02.11.07
Some Boggle Statistics
With a fast boggle solver in hand, it’s time for some fun statistics. These are all based on boggle boards rolled with real boggle dice. I’m going sans-code this time, but if you’re interested in seeing it, feel free to holla.
Most common words:
3 letters | 4 letters | 5 letters | |||||
---|---|---|---|---|---|---|---|
Word | Freq (%) | Word | Freq (%) | Word | Freq (%) | ||
toe | 19.258 | teen | 6.718 | eaten | 2.034 | ||
tee | 19.074 | tees | 6.564 | enate | 2 | ||
ten | 17.944 | tent | 6.02 | sente | 1.954 | ||
net | 17.944 | note | 5.976 | setae | 1.944 | ||
tea | 17.65 | tone | 5.838 | tense | 1.86 | ||
set | 17.51 | teat | 5.804 | tease | 1.856 | ||
eta | 17.176 | toes | 5.664 | teeth | 1.788 | ||
ate | 17.176 | toea | 5.548 | eater | 1.788 | ||
tae | 16.518 | nets | 5.432 | teens | 1.712 | ||
eat | 16.518 | test | 5.344 | seton | 1.702 | ||
tie | 16.432 | rete | 5.208 | notes | 1.702 | ||
het | 15.684 | nett | 5.204 | tents | 1.646 | ||
ret | 15.108 | nest | 5.174 | retie | 1.632 | ||
eth | 14.938 | tens | 5.172 | steno | 1.624 | ||
oes | 14.698 | sent | 5.156 | sheet | 1.618 | ||
the | 14.542 | neat | 5.146 | ester | 1.618 | ||
eon | 14.474 | etna | 5.144 | oaten | 1.61 | ||
one | 14.366 | ante | 5.144 | teats | 1.608 | ||
ose | 13.82 | thee | 5.064 | tones | 1.606 | ||
see | 13.78 | tote | 5.052 | enter | 1.596 |
I looked these words up and they all check out. See the Scrabble dictionary if you’re not convinced.

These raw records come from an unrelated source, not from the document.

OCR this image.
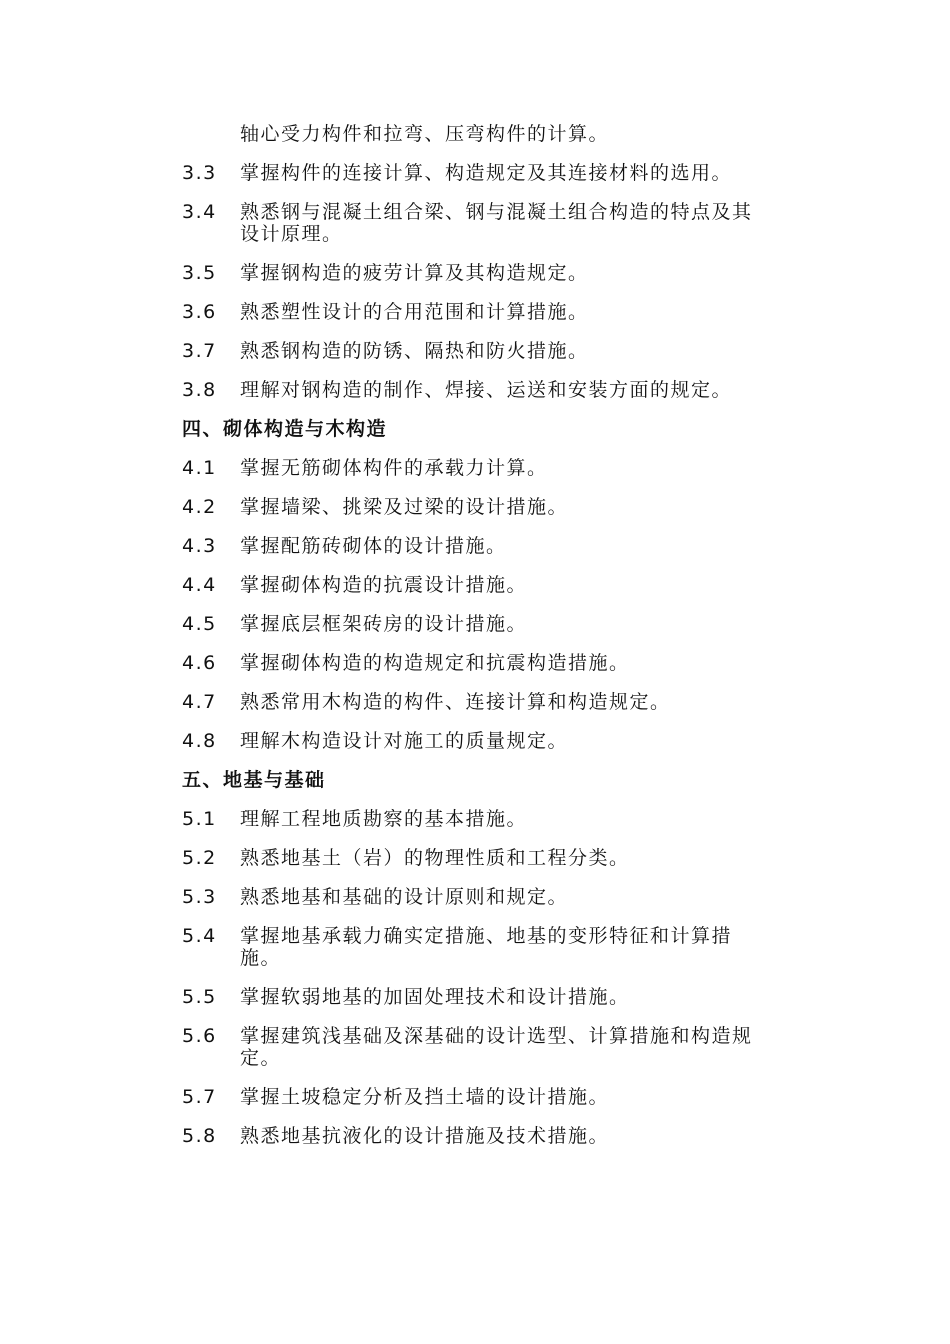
轴心受力构件和拉弯、压弯构件的计算。
3.3	掌握构件的连接计算、构造规定及其连接材料的选用。
3.4	熟悉钢与混凝土组合梁、钢与混凝土组合构造的特点及其设计原理。
3.5	掌握钢构造的疲劳计算及其构造规定。
3.6	熟悉塑性设计的合用范围和计算措施。
3.7	熟悉钢构造的防锈、隔热和防火措施。
3.8	理解对钢构造的制作、焊接、运送和安装方面的规定。
四、砌体构造与木构造
4.1	掌握无筋砌体构件的承载力计算。
4.2	掌握墙梁、挑梁及过梁的设计措施。
4.3	掌握配筋砖砌体的设计措施。
4.4	掌握砌体构造的抗震设计措施。
4.5	掌握底层框架砖房的设计措施。
4.6	掌握砌体构造的构造规定和抗震构造措施。
4.7	熟悉常用木构造的构件、连接计算和构造规定。
4.8	理解木构造设计对施工的质量规定。
五、地基与基础
5.1	理解工程地质勘察的基本措施。
5.2	熟悉地基土（岩）的物理性质和工程分类。
5.3	熟悉地基和基础的设计原则和规定。
5.4	掌握地基承载力确实定措施、地基的变形特征和计算措施。
5.5	掌握软弱地基的加固处理技术和设计措施。
5.6	掌握建筑浅基础及深基础的设计选型、计算措施和构造规定。
5.7	掌握土坡稳定分析及挡土墙的设计措施。
5.8	熟悉地基抗液化的设计措施及技术措施。
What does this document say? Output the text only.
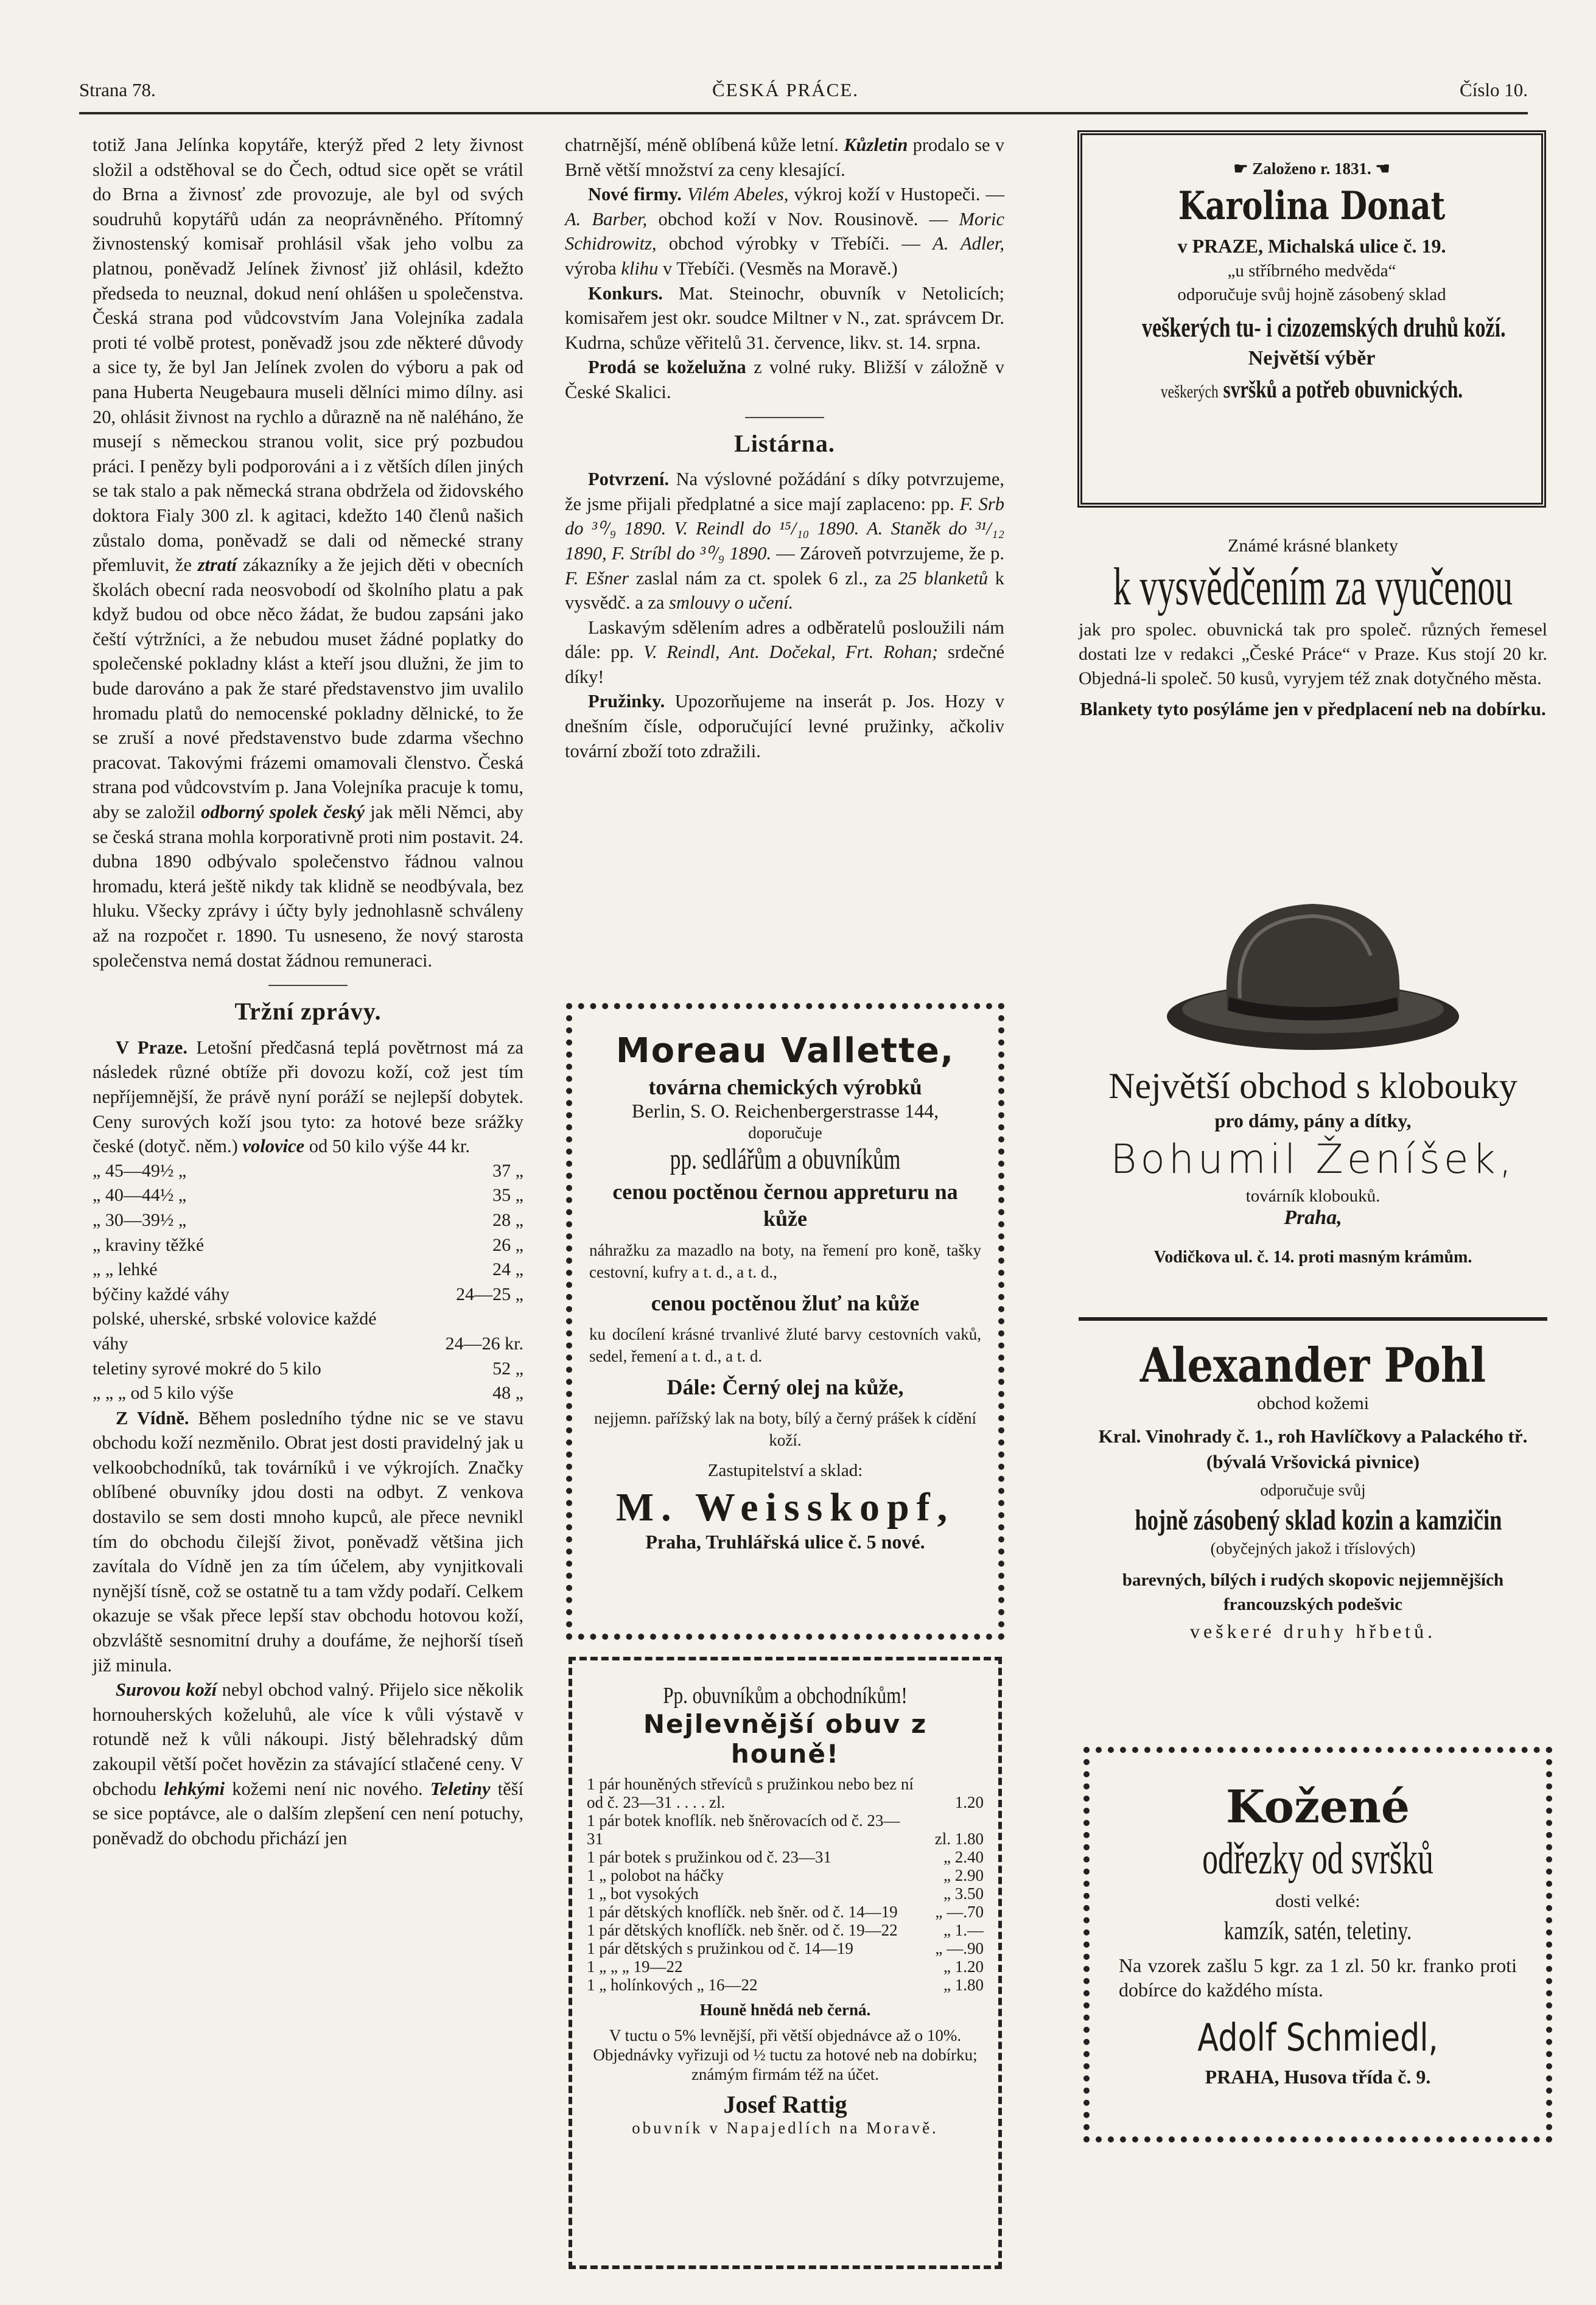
Strana 78.	ČESKÁ PRÁCE.	Číslo 10.

totiž Jana Jelínka kopytáře, kterýž před 2 lety živnost složil a odstěhoval se do Čech, odtud sice opět se vrátil do Brna a živnosť zde provozuje, ale byl od svých soudruhů kopytářů udán za neoprávněného. Přítomný živnostenský komisař prohlásil však jeho volbu za platnou, poněvadž Jelínek živnosť již ohlásil, kdežto předseda to neuznal, dokud není ohlášen u společenstva. Česká strana pod vůdcovstvím Jana Volejníka zadala proti té volbě protest, poněvadž jsou zde některé důvody a sice ty, že byl Jan Jelínek zvolen do výboru a pak od pana Huberta Neugebaura museli dělníci mimo dílny. asi 20, ohlásit živnost na rychlo a důrazně na ně naléháno, že musejí s německou stranou volit, sice prý pozbudou práci. I penězy byli podporováni a i z větších dílen jiných se tak stalo a pak německá strana obdržela od židovského doktora Fialy 300 zl. k agitaci, kdežto 140 členů našich zůstalo doma, poněvadž se dali od německé strany přemluvit, že ztratí zákazníky a že jejich děti v obecních školách obecní rada neosvobodí od školního platu a pak když budou od obce něco žádat, že budou zapsáni jako čeští výtržníci, a že nebudou muset žádné poplatky do společenské pokladny klást a kteří jsou dlužni, že jim to bude darováno a pak že staré představenstvo jim uvalilo hromadu platů do nemocenské pokladny dělnické, to že se zruší a nové představenstvo bude zdarma všechno pracovat. Takovými frázemi omamovali členstvo. Česká strana pod vůdcovstvím p. Jana Volejníka pracuje k tomu, aby se založil odborný spolek český jak měli Němci, aby se česká strana mohla korporativně proti nim postavit. 24. dubna 1890 odbývalo společenstvo řádnou valnou hromadu, která ještě nikdy tak klidně se neodbývala, bez hluku. Všecky zprávy i účty byly jednohlasně schváleny až na rozpočet r. 1890. Tu usneseno, že nový starosta společenstva nemá dostat žádnou remuneraci.

Tržní zprávy.

V Praze. Letošní předčasná teplá povětrnost má za následek různé obtíže při dovozu koží, což jest tím nepříjemnější, že právě nyní poráží se nejlepší dobytek. Ceny surových koží jsou tyto: za hotové beze srážky české (dotyč. něm.) volovice od 50 kilo výše 44 kr.

„ 45—49½ „	37 „
„ 40—44½ „	35 „
„ 30—39½ „	28 „
„ kraviny těžké	26 „
„ „ lehké	24 „
býčiny každé váhy	24—25 „
polské, uherské, srbské volovice každé	
váhy	24—26 kr.
teletiny syrové mokré do 5 kilo	52 „
„ „ „ od 5 kilo výše	48 „

Z Vídně. Během posledního týdne nic se ve stavu obchodu koží nezměnilo. Obrat jest dosti pravidelný jak u velkoobchodníků, tak továrníků i ve výkrojích. Značky oblíbené obuvníky jdou dosti na odbyt. Z venkova dostavilo se sem dosti mnoho kupců, ale přece nevnikl tím do obchodu čilejší život, poněvadž většina jich zavítala do Vídně jen za tím účelem, aby vynjitkovali nynější tísně, což se ostatně tu a tam vždy podaří. Celkem okazuje se však přece lepší stav obchodu hotovou koží, obzvláště sesnomitní druhy a doufáme, že nejhorší tíseň již minula.

Surovou koží nebyl obchod valný. Přijelo sice několik hornouherských koželuhů, ale více k vůli výstavě v rotundě než k vůli nákoupi. Jistý bělehradský dům zakoupil větší počet hovězin za stávající stlačené ceny. V obchodu lehkými kožemi není nic nového. Teletiny těší se sice poptávce, ale o dalším zlepšení cen není potuchy, poněvadž do obchodu přichází jen

chatrnější, méně oblíbená kůže letní. Kůzletin prodalo se v Brně větší množství za ceny klesající.

Nové firmy. Vilém Abeles, výkroj koží v Hustopeči. — A. Barber, obchod koží v Nov. Rousinově. — Moric Schidrowitz, obchod výrobky v Třebíči. — A. Adler, výroba klihu v Třebíči. (Vesměs na Moravě.)

Konkurs. Mat. Steinochr, obuvník v Netolicích; komisařem jest okr. soudce Miltner v N., zat. správcem Dr. Kudrna, schůze věřitelů 31. července, likv. st. 14. srpna.

Prodá se koželužna z volné ruky. Bližší v záložně v České Skalici.

Listárna.

Potvrzení. Na výslovné požádání s díky potvrzujeme, že jsme přijali předplatné a sice mají zaplaceno: pp. F. Srb do ³⁰/₉ 1890. V. Reindl do ¹⁵/₁₀ 1890. A. Staněk do ³¹/₁₂ 1890, F. Stríbl do ³⁰/₉ 1890. — Zároveň potvrzujeme, že p. F. Ešner zaslal nám za ct. spolek 6 zl., za 25 blanketů k vysvědč. a za smlouvy o učení.

Laskavým sdělením adres a odběratelů posloužili nám dále: pp. V. Reindl, Ant. Dočekal, Frt. Rohan; srdečné díky!

Pružinky. Upozorňujeme na inserát p. Jos. Hozy v dnešním čísle, odporučující levné pružinky, ačkoliv tovární zboží toto zdražili.

Moreau Vallette,
továrna chemických výrobků
Berlin, S. O. Reichenbergerstrasse 144,
doporučuje
pp. sedlářům a obuvníkům
cenou poctěnou černou appreturu na kůže
náhražku za mazadlo na boty, na řemení pro koně, tašky cestovní, kufry a t. d., a t. d.,
cenou poctěnou žluť na kůže
ku docílení krásné trvanlivé žluté barvy cestovních vaků, sedel, řemení a t. d., a t. d.
Dále: Černý olej na kůže,
nejjemn. pařížský lak na boty, bílý a černý prášek k cídění koží.
Zastupitelství a sklad:
M. Weisskopf,
Praha, Truhlářská ulice č. 5 nové.
Pp. obuvníkům a obchodníkům!
Nejlevnější obuv z houně!
1 pár houněných střevíců s pružinkou nebo bez ní od č. 23—31 . . . . zl.	1.20
1 pár botek knoflík. neb šněrovacích od č. 23—31	zl. 1.80
1 pár botek s pružinkou od č. 23—31	„ 2.40
1 „ polobot na háčky	„ 2.90
1 „ bot vysokých	„ 3.50
1 pár dětských knoflíčk. neb šněr. od č. 14—19	„ —.70
1 pár dětských knoflíčk. neb šněr. od č. 19—22	„ 1.—
1 pár dětských s pružinkou od č. 14—19	„ —.90
1 „ „ „ 19—22	„ 1.20
1 „ holínkových „ 16—22	„ 1.80
Houně hnědá neb černá.
V tuctu o 5% levnější, při větší objednávce až o 10%. Objednávky vyřizuji od ½ tuctu za hotové neb na dobírku; známým firmám též na účet.
Josef Rattig
obuvník v Napajedlích na Moravě.
☛ Založeno r. 1831. ☚
Karolina Donat
v PRAZE, Michalská ulice č. 19.
„u stříbrného medvěda“
odporučuje svůj hojně zásobený sklad
veškerých tu- i cizozemských druhů koží.
Největší výběr
veškerých svršků a potřeb obuvnických.
Známé krásné blankety
k vysvědčením za vyučenou
jak pro spolec. obuvnická tak pro společ. různých řemesel dostati lze v redakci „České Práce“ v Praze. Kus stojí 20 kr. Objedná-li společ. 50 kusů, vyryjem též znak dotyčného města.
Blankety tyto posýláme jen v předplacení neb na dobírku.
Největší obchod s klobouky
pro dámy, pány a dítky,
Bohumil Ženíšek,
továrník klobouků.
Praha,
Vodičkova ul. č. 14. proti masným krámům.
Alexander Pohl
obchod kožemi
Kral. Vinohrady č. 1., roh Havlíčkovy a Palackého tř. (bývalá Vršovická pivnice)
odporučuje svůj
hojně zásobený sklad kozin a kamzičin
(obyčejných jakož i tříslových)
barevných, bílých i rudých skopovic nejjemnějších francouzských podešvic
veškeré druhy hřbetů.
Kožené
odřezky od svršků
dosti velké:
kamzík, satén, teletiny.
Na vzorek zašlu 5 kgr. za 1 zl. 50 kr. franko proti dobírce do každého místa.
Adolf Schmiedl,
PRAHA, Husova třída č. 9.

How many words can we expect to find on each board?
That looks like a log-normal distribution. The mean is 98.53 words. How many points?
That’s also a log-normal distribution with the characteristically long tail. The mean is 140.97 points per board.
How many words of each length can we expect to find on a board? Here’s a histogram of the number of words of each length on a board:
Those also look like log-normals, with four letter words being most common.
Put another way, what’s the likelihood of finding a word of a given length on a board?
Len. | Likelihood |
---|---|
3 | 99.97994% |
4 | 99.901% |
5 | 98.62% |
6 | 87.56% |
7 | 56.21% |
8 | 21.36% |
9 | 3.94% |
10 | 0.442% |
11 | 0.0362% |
12 | 0.00228% |
13 | 0.0001% |
For context, the longest word I’ve ever found in a game was “thrashers” at nine letters.
The most common words were based on a 50,000 board sample. The graphs are based on a 5,000,000 board sample. Feel free to contact me if you’d like source or the Excel spreadsheet.
Exile from GROGGS said,
October 27, 2010 at 1:20 pm
Interesting. I’m approaching this from the other direction – attempting to calculate some answers, following the observation (playing Scramble) that words seem to crop up on successive boards with surprising regularity, but the first post I’m writing is using these results as they stand. Thanks!